ActualitéClassé sous :Astronautique , accès à l'espace , lanceur privé

En développement depuis 2007, le plus petit lanceur de la famille Soyouz 2 a pour la première fois volé avec succès samedi dernier. Cette version, dont plusieurs autres vols de qualification sont prévus, vient compléter l'offre de services du TsSKB Progress. Il se destine essentiellement au remplacement des anciens missiles russes reconvertis en lanceurs de type Rockot ou Dniepr.

Le nouveau lanceur de la famille Soyouz. Cette version, ici vue sur son pas de tir du cosmodrome de Plessetsk, vient d'effectuer son premier vol d'essai. © TsSKB Progress

L'agence spatiale russe a testé un nouveau lanceur dérivé du Soyouz 2 qui prendra part à l'offre de services du TsSKB Progress, ou Centre national de recherche et de production Progress.

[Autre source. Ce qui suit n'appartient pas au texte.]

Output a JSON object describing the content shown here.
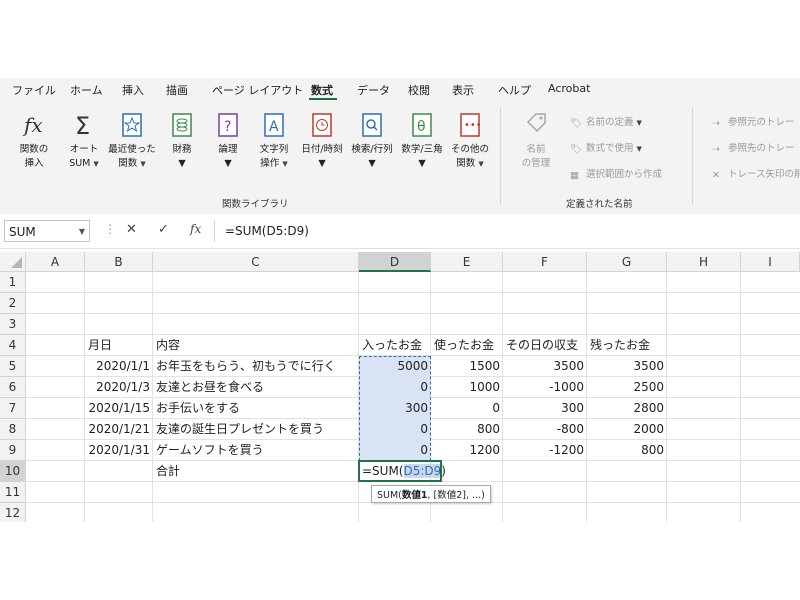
{
  "tabs": [
    "ファイル",
    "ホーム",
    "挿入",
    "描画",
    "ページ レイアウト",
    "数式",
    "データ",
    "校閲",
    "表示",
    "ヘルプ",
    "Acrobat"
  ],
  "active_tab": "数式",
  "ribbon": {
    "insert_function": {
      "line1": "関数の",
      "line2": "挿入"
    },
    "autosum": {
      "line1": "オート",
      "line2": "SUM"
    },
    "recent": {
      "line1": "最近使った",
      "line2": "関数"
    },
    "financial": {
      "line1": "財務"
    },
    "logical": {
      "line1": "論理"
    },
    "text": {
      "line1": "文字列",
      "line2": "操作"
    },
    "datetime": {
      "line1": "日付/時刻"
    },
    "lookup": {
      "line1": "検索/行列"
    },
    "math": {
      "line1": "数学/三角"
    },
    "more": {
      "line1": "その他の",
      "line2": "関数"
    },
    "group_function_library": "関数ライブラリ",
    "name_manager": {
      "line1": "名前",
      "line2": "の管理"
    },
    "define_name": "名前の定義",
    "use_in_formula": "数式で使用",
    "create_from_selection": "選択範囲から作成",
    "group_defined_names": "定義された名前",
    "trace_precedents": "参照元のトレー",
    "trace_dependents": "参照先のトレー",
    "remove_arrows": "トレース矢印の削"
  },
  "formula_bar": {
    "name_box": "SUM",
    "cancel": "✕",
    "enter": "✓",
    "fx": "fx",
    "formula": "=SUM(D5:D9)"
  },
  "columns": [
    "A",
    "B",
    "C",
    "D",
    "E",
    "F",
    "G",
    "H",
    "I"
  ],
  "rows": [
    "1",
    "2",
    "3",
    "4",
    "5",
    "6",
    "7",
    "8",
    "9",
    "10",
    "11",
    "12"
  ],
  "header_row": {
    "date": "月日",
    "content": "内容",
    "income": "入ったお金",
    "expense": "使ったお金",
    "balance": "その日の収支",
    "remaining": "残ったお金"
  },
  "data_rows": [
    {
      "date": "2020/1/1",
      "content": "お年玉をもらう、初もうでに行く",
      "income": "5000",
      "expense": "1500",
      "balance": "3500",
      "remaining": "3500"
    },
    {
      "date": "2020/1/3",
      "content": "友達とお昼を食べる",
      "income": "0",
      "expense": "1000",
      "balance": "-1000",
      "remaining": "2500"
    },
    {
      "date": "2020/1/15",
      "content": "お手伝いをする",
      "income": "300",
      "expense": "0",
      "balance": "300",
      "remaining": "2800"
    },
    {
      "date": "2020/1/21",
      "content": "友達の誕生日プレゼントを買う",
      "income": "0",
      "expense": "800",
      "balance": "-800",
      "remaining": "2000"
    },
    {
      "date": "2020/1/31",
      "content": "ゲームソフトを買う",
      "income": "0",
      "expense": "1200",
      "balance": "-1200",
      "remaining": "800"
    }
  ],
  "total_row": {
    "label": "合計",
    "formula_prefix": "=SUM(",
    "formula_ref": "D5:D9",
    "formula_suffix": ")"
  },
  "tooltip": {
    "prefix": "SUM(",
    "bold": "数値1",
    "rest": ", [数値2], ...)"
  },
  "colors": {
    "accent_green": "#217346",
    "range_fill": "#dae3f3",
    "range_border": "#2e6fb0"
  }
}
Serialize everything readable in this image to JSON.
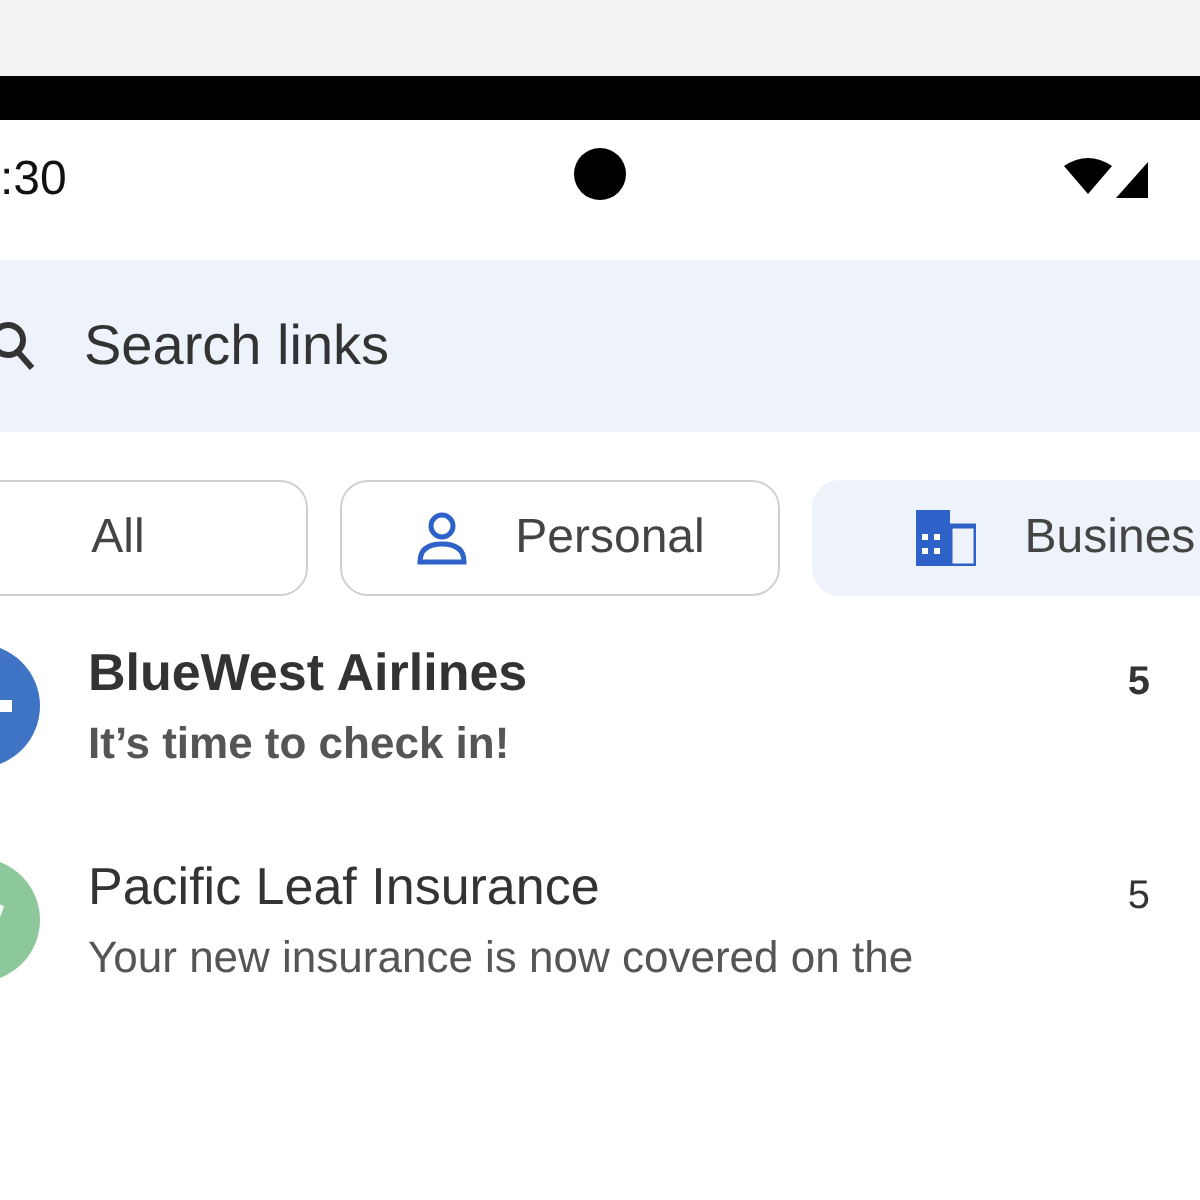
{
  "status_bar": {
    "time": ":30"
  },
  "search": {
    "placeholder": "Search links"
  },
  "filters": [
    {
      "label": "All",
      "kind": "plain",
      "selected": false
    },
    {
      "label": "Personal",
      "kind": "person",
      "selected": false
    },
    {
      "label": "Busines",
      "kind": "building",
      "selected": true
    }
  ],
  "messages": [
    {
      "sender": "BlueWest Airlines",
      "preview": "It’s time to check in!",
      "time": "5",
      "unread": true,
      "color": "#3f74c4"
    },
    {
      "sender": "Pacific Leaf Insurance",
      "preview": "Your new insurance is now covered on the",
      "time": "5",
      "unread": false,
      "color": "#8dc89b"
    }
  ]
}
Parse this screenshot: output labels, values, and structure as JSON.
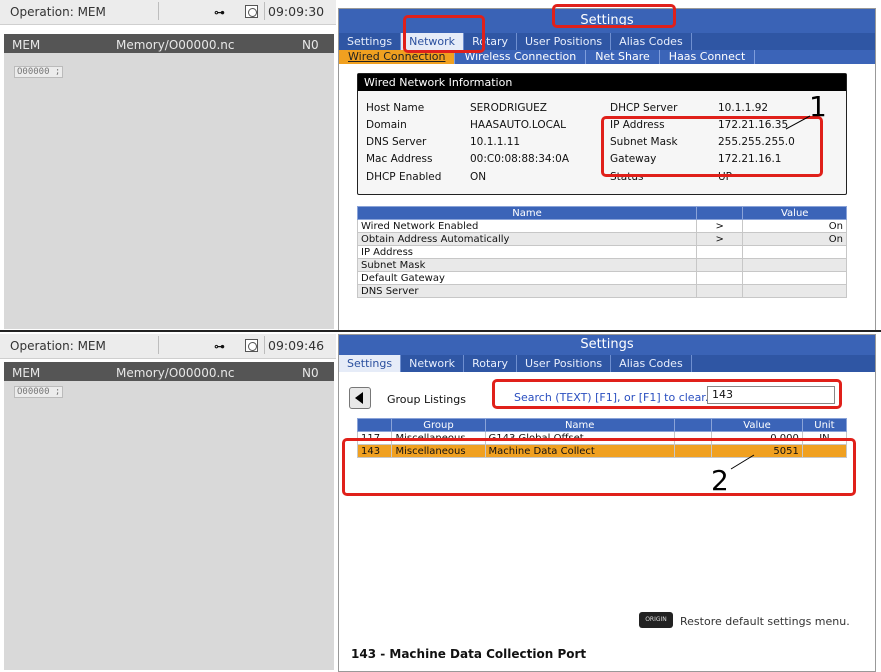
{
  "top": {
    "status": {
      "operation": "Operation: MEM",
      "time": "09:09:30"
    },
    "mem_header": {
      "mode": "MEM",
      "file": "Memory/O00000.nc",
      "n": "N0"
    },
    "program_line": "O00000 ;",
    "settings_title": "Settings",
    "tabs": [
      "Settings",
      "Network",
      "Rotary",
      "User Positions",
      "Alias Codes"
    ],
    "active_tab": "Network",
    "subtabs": [
      "Wired Connection",
      "Wireless Connection",
      "Net Share",
      "Haas Connect"
    ],
    "info": {
      "title": "Wired Network Information",
      "left": [
        {
          "label": "Host Name",
          "value": "SERODRIGUEZ"
        },
        {
          "label": "Domain",
          "value": "HAASAUTO.LOCAL"
        },
        {
          "label": "DNS Server",
          "value": "10.1.1.11"
        },
        {
          "label": "Mac Address",
          "value": "00:C0:08:88:34:0A"
        },
        {
          "label": "DHCP Enabled",
          "value": "ON"
        }
      ],
      "right": [
        {
          "label": "DHCP Server",
          "value": "10.1.1.92"
        },
        {
          "label": "IP Address",
          "value": "172.21.16.35"
        },
        {
          "label": "Subnet Mask",
          "value": "255.255.255.0"
        },
        {
          "label": "Gateway",
          "value": "172.21.16.1"
        },
        {
          "label": "Status",
          "value": "UP"
        }
      ]
    },
    "table": {
      "headers": [
        "Name",
        "Value"
      ],
      "rows": [
        {
          "name": "Wired Network Enabled",
          "arrow": ">",
          "value": "On"
        },
        {
          "name": "Obtain Address Automatically",
          "arrow": ">",
          "value": "On"
        },
        {
          "name": "IP Address",
          "arrow": "",
          "value": ""
        },
        {
          "name": "Subnet Mask",
          "arrow": "",
          "value": ""
        },
        {
          "name": "Default Gateway",
          "arrow": "",
          "value": ""
        },
        {
          "name": "DNS Server",
          "arrow": "",
          "value": ""
        }
      ]
    },
    "callout_label": "1"
  },
  "bottom": {
    "status": {
      "operation": "Operation: MEM",
      "time": "09:09:46"
    },
    "mem_header": {
      "mode": "MEM",
      "file": "Memory/O00000.nc",
      "n": "N0"
    },
    "program_line": "O00000 ;",
    "settings_title": "Settings",
    "tabs": [
      "Settings",
      "Network",
      "Rotary",
      "User Positions",
      "Alias Codes"
    ],
    "active_tab": "Settings",
    "group_listings": "Group Listings",
    "search_hint": "Search (TEXT) [F1], or [F1] to clear.",
    "search_value": "143",
    "table": {
      "headers": [
        "Group",
        "Name",
        "Value",
        "Unit"
      ],
      "rows": [
        {
          "num": "117",
          "group": "Miscellaneous",
          "name": "G143 Global Offset",
          "value": "0.000",
          "unit": "IN"
        },
        {
          "num": "143",
          "group": "Miscellaneous",
          "name": "Machine Data Collect",
          "value": "5051",
          "unit": ""
        }
      ]
    },
    "origin_key": "ORIGIN",
    "restore_text": "Restore default settings menu.",
    "footer_title": "143 - Machine Data Collection Port",
    "callout_label": "2"
  },
  "colors": {
    "accent_blue": "#3b64b8",
    "highlight_orange": "#f0a020",
    "callout_red": "#e0201a"
  }
}
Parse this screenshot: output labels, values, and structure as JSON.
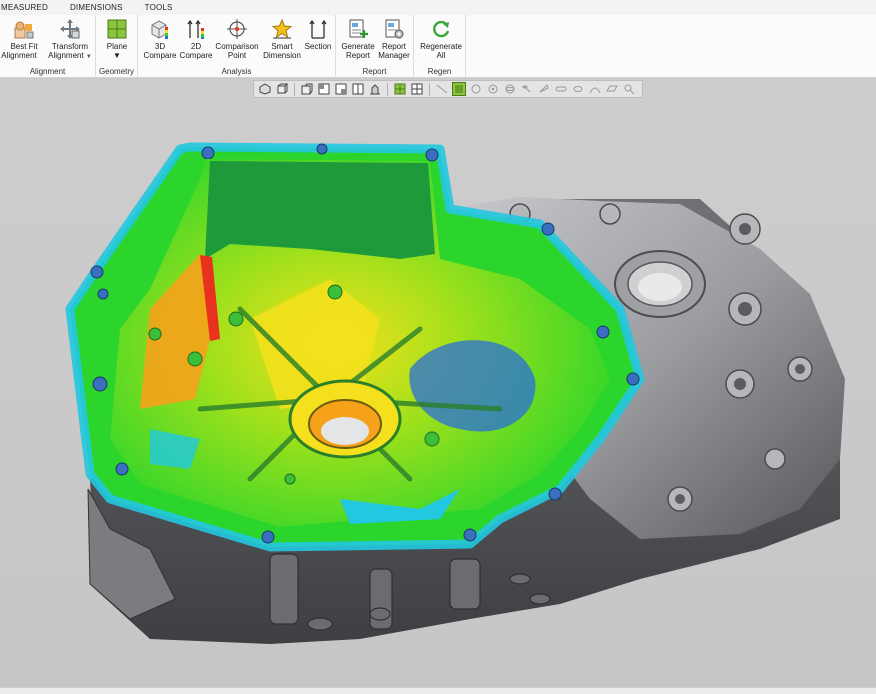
{
  "menu_tabs": [
    "MEASURED",
    "DIMENSIONS",
    "TOOLS"
  ],
  "ribbon": {
    "groups": [
      {
        "label": "Alignment",
        "buttons": [
          {
            "l1": "Best Fit",
            "l2": "t Alignment"
          },
          {
            "l1": "Transform",
            "l2": "Alignment"
          }
        ]
      },
      {
        "label": "Geometry",
        "buttons": [
          {
            "l1": "Plane",
            "l2": ""
          }
        ]
      },
      {
        "label": "Analysis",
        "buttons": [
          {
            "l1": "3D",
            "l2": "Compare"
          },
          {
            "l1": "2D",
            "l2": "Compare"
          },
          {
            "l1": "Comparison",
            "l2": "Point"
          },
          {
            "l1": "Smart",
            "l2": "Dimension"
          },
          {
            "l1": "Section",
            "l2": ""
          }
        ]
      },
      {
        "label": "Report",
        "buttons": [
          {
            "l1": "Generate",
            "l2": "Report"
          },
          {
            "l1": "Report",
            "l2": "Manager"
          }
        ]
      },
      {
        "label": "Regen",
        "buttons": [
          {
            "l1": "Regenerate",
            "l2": "All"
          }
        ]
      }
    ]
  },
  "colors": {
    "deviation_green": "#2bd52b",
    "deviation_yellow": "#f4e01c",
    "deviation_orange": "#f5a21a",
    "deviation_red": "#e8321e",
    "deviation_cyan": "#22c8e0",
    "deviation_blue": "#2a6fd8",
    "cad_gray": "#7d7f83"
  }
}
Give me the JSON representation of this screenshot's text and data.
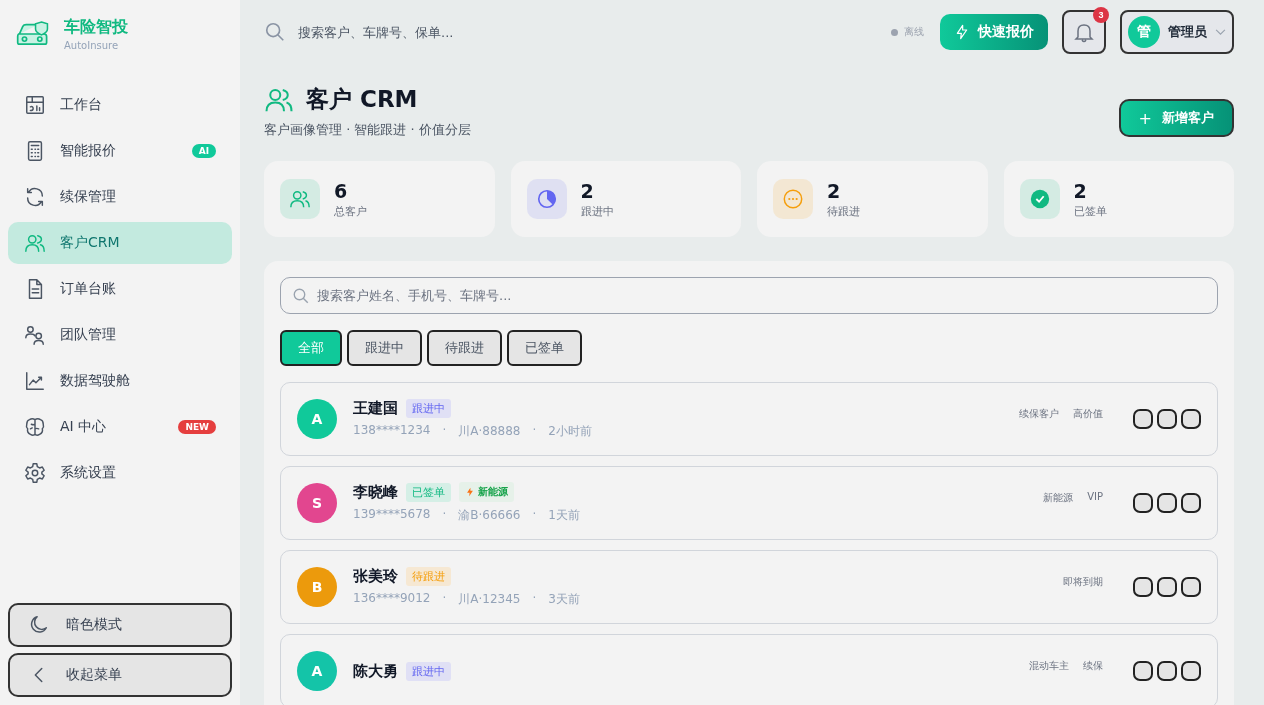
{
  "brand": {
    "name": "车险智投",
    "subtitle": "AutoInsure"
  },
  "sidebar": {
    "items": [
      {
        "label": "工作台",
        "selected": false
      },
      {
        "label": "智能报价",
        "selected": false,
        "badge": {
          "text": "AI",
          "kind": "ai"
        }
      },
      {
        "label": "续保管理",
        "selected": false
      },
      {
        "label": "客户CRM",
        "selected": true
      },
      {
        "label": "订单台账",
        "selected": false
      },
      {
        "label": "团队管理",
        "selected": false
      },
      {
        "label": "数据驾驶舱",
        "selected": false
      },
      {
        "label": "AI 中心",
        "selected": false,
        "badge": {
          "text": "NEW",
          "kind": "new"
        }
      },
      {
        "label": "系统设置",
        "selected": false
      }
    ],
    "footer_buttons": [
      {
        "label": "暗色模式"
      },
      {
        "label": "收起菜单"
      }
    ]
  },
  "topbar": {
    "search_placeholder": "搜索客户、车牌号、保单...",
    "connection": {
      "text": "离线",
      "online": false
    },
    "quick_quote_button": "快速报价",
    "notification_count": "3",
    "user": {
      "avatar": "管",
      "name": "管理员"
    }
  },
  "page": {
    "title": "客户 CRM",
    "subtitle": "客户画像管理 · 智能跟进 · 价值分层",
    "add_button_icon": "+",
    "add_button": "新增客户",
    "meta_separator": "·"
  },
  "stats": [
    {
      "value": "6",
      "label": "总客户",
      "kind": "users",
      "color": "#10b981"
    },
    {
      "value": "2",
      "label": "跟进中",
      "kind": "pie",
      "color": "#6366f1"
    },
    {
      "value": "2",
      "label": "待跟进",
      "kind": "dots",
      "color": "#f59e0b"
    },
    {
      "value": "2",
      "label": "已签单",
      "kind": "check",
      "color": "#10b981"
    }
  ],
  "customer_search": {
    "placeholder": "搜索客户姓名、手机号、车牌号..."
  },
  "filters": [
    {
      "label": "全部",
      "selected": true
    },
    {
      "label": "跟进中",
      "selected": false
    },
    {
      "label": "待跟进",
      "selected": false
    },
    {
      "label": "已签单",
      "selected": false
    }
  ],
  "customers": [
    {
      "avatar": "A",
      "color": "#10c99a",
      "name": "王建国",
      "status": {
        "text": "跟进中",
        "kind": "following"
      },
      "phone": "138****1234",
      "plate": "川A·88888",
      "time": "2小时前",
      "tags": [
        "续保客户",
        "高价值"
      ]
    },
    {
      "avatar": "S",
      "color": "#e2468f",
      "name": "李晓峰",
      "status": {
        "text": "已签单",
        "kind": "signed"
      },
      "extra_tag": "新能源",
      "phone": "139****5678",
      "plate": "渝B·66666",
      "time": "1天前",
      "tags": [
        "新能源",
        "VIP"
      ]
    },
    {
      "avatar": "B",
      "color": "#ec9a0c",
      "name": "张美玲",
      "status": {
        "text": "待跟进",
        "kind": "pending"
      },
      "phone": "136****9012",
      "plate": "川A·12345",
      "time": "3天前",
      "tags": [
        "即将到期"
      ]
    },
    {
      "avatar": "A",
      "color": "#14c4a8",
      "name": "陈大勇",
      "status": {
        "text": "跟进中",
        "kind": "following"
      },
      "tags": [
        "混动车主",
        "续保"
      ]
    }
  ]
}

Baptisée Soyouz 2.1v, cette version (la plus légère de la famille Soyouz) se caractérise par l'abandon des propulseurs d'appoint accolés à l'étage principal. Il s'agit d'un lanceur en ligne à deux étages utilisé avec un étage supérieur Volga.

Soyouz 2.1v a décollé pour la première fois le 28 décembre dernier de son pas de tir du cosmodrome de Plessetsk. Son vol de qualification s'est bien déroulé. Les trois charges utiles qu'il transportait, le petit satellite AIST construit par des étudiants et deux sphères d'étalonnage SKRL-756, ont été correctement placées sur orbite.

Long de 43 mètres, le lanceur Soyouz 2.1v est constitué de deux étages, dont le supérieur est un Volga (similaire au Fregat). © TsSKB Progress

Une version de Soyouz remise au goût du jour

Bien qu'il s'agisse d'une version basée sur une famille de lanceurs imaginée dans les années 1960 (Soyouz, toutes versions confondues, compte plus de 1.800 lancements), cet engin intègre de nombreuses modifications. La plupart des composants répondent aux standards les plus récents.

Le premier étage utilise un moteur NK-33, développé dans les années 1960 pour le lanceur russe N1, qui devait envoyer des cosmonautes sur la Lune. Renommée AJ-26, une version modernisée de ce moteur a également été adaptée pour le lanceur Antares d'Orbital Sciences, qui est entre autres utilisé pour transporter en orbite le cargo spatial Cygnus. C'est (théoriquement) le moteur LOX/kérosène le plus performant jamais réalisé.

En théorie, il est capable de lancer une charge utile de 2.800 kg sur des orbites basses circulaires de moins de 1.500 km. Ce lanceur aux capacités assez similaires au Vega d'Arianespace ne devrait pas le concurrencer sur les marchés occidentaux du lancement de satellites ouverts à la concurrence. Il se destine au remplacement des anciens missiles russes reconvertis en lanceur, et se pose en concurrent de son homologue de la famille de lanceurs Angara, construit par la firme Khrounitchev, en retard de développement.